John Henry Newman, was a theologian and poet, first an Anglican priest and later a Catholic priest and cardinal, who was an important and controversial figure in the religious history of England in the 19th century. He was known nationally by the mid-1830s.
Originally an evangelical Oxford University academic and priest in the Church of England, Newman then became drawn to the high-church tradition of Anglicanism. He became known as a leader of, and an able polemicist for the Oxford Movement, an influential and controversial grouping of Anglicans who wished to return to the Church of England many Catholic beliefs and liturgical rituals from before the English Reformation. In this, the movement had some success. In 1845 Newman, joined by some but not all of his followers, officially left the Church of England and his teaching post at Oxford University and was received into the Catholic Church. He was quickly ordained as a priest and continued as an influential religious leader, based in Birmingham. In 1879, he was created a cardinal by Pope Leo XIII in recognition of his services to the cause of the Catholic Church in England. He was instrumental in the founding of the Catholic University of Ireland in 1854, although he had left Dublin by 1859. CUI in time evolved into University College Dublin, today the largest university in Ireland.

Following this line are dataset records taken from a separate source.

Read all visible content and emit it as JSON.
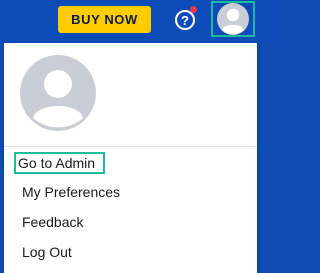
{
  "header": {
    "buy_now_label": "BUY NOW",
    "help_icon_glyph": "?",
    "help_icon": "question-circle-icon",
    "avatar_icon": "user-avatar-icon",
    "notification_dot_color": "#e23b4f",
    "accent_color": "#1abc9c"
  },
  "menu": {
    "avatar_icon": "user-avatar-icon",
    "items": [
      {
        "label": "Go to Admin",
        "focused": true
      },
      {
        "label": "My Preferences"
      },
      {
        "label": "Feedback"
      },
      {
        "label": "Log Out"
      }
    ]
  }
}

Newman was also a literary figure of note: his major writings including the Tracts for the Times (1833–1841), his autobiography Apologia Pro Vita Sua (1865–1866), the Grammar of Assent (1870), and the poem The Dream of Gerontius (1865), which was set to music in 1900 by Edward Elgar. He wrote the popular hymns “Lead, Kindly Light” and “Praise to the Holiest in the Height” (taken from Gerontius).
Newman’s beatification was officially proclaimed by Pope Benedict XVI on 19 September 2010 during his visit to the United Kingdom. His canonisation was officially approved by Pope Francis on 12 February 2019. On 1 July 2019, the Vatican announced that he will be canonized with four others by Pope Francis on 13 October 2019.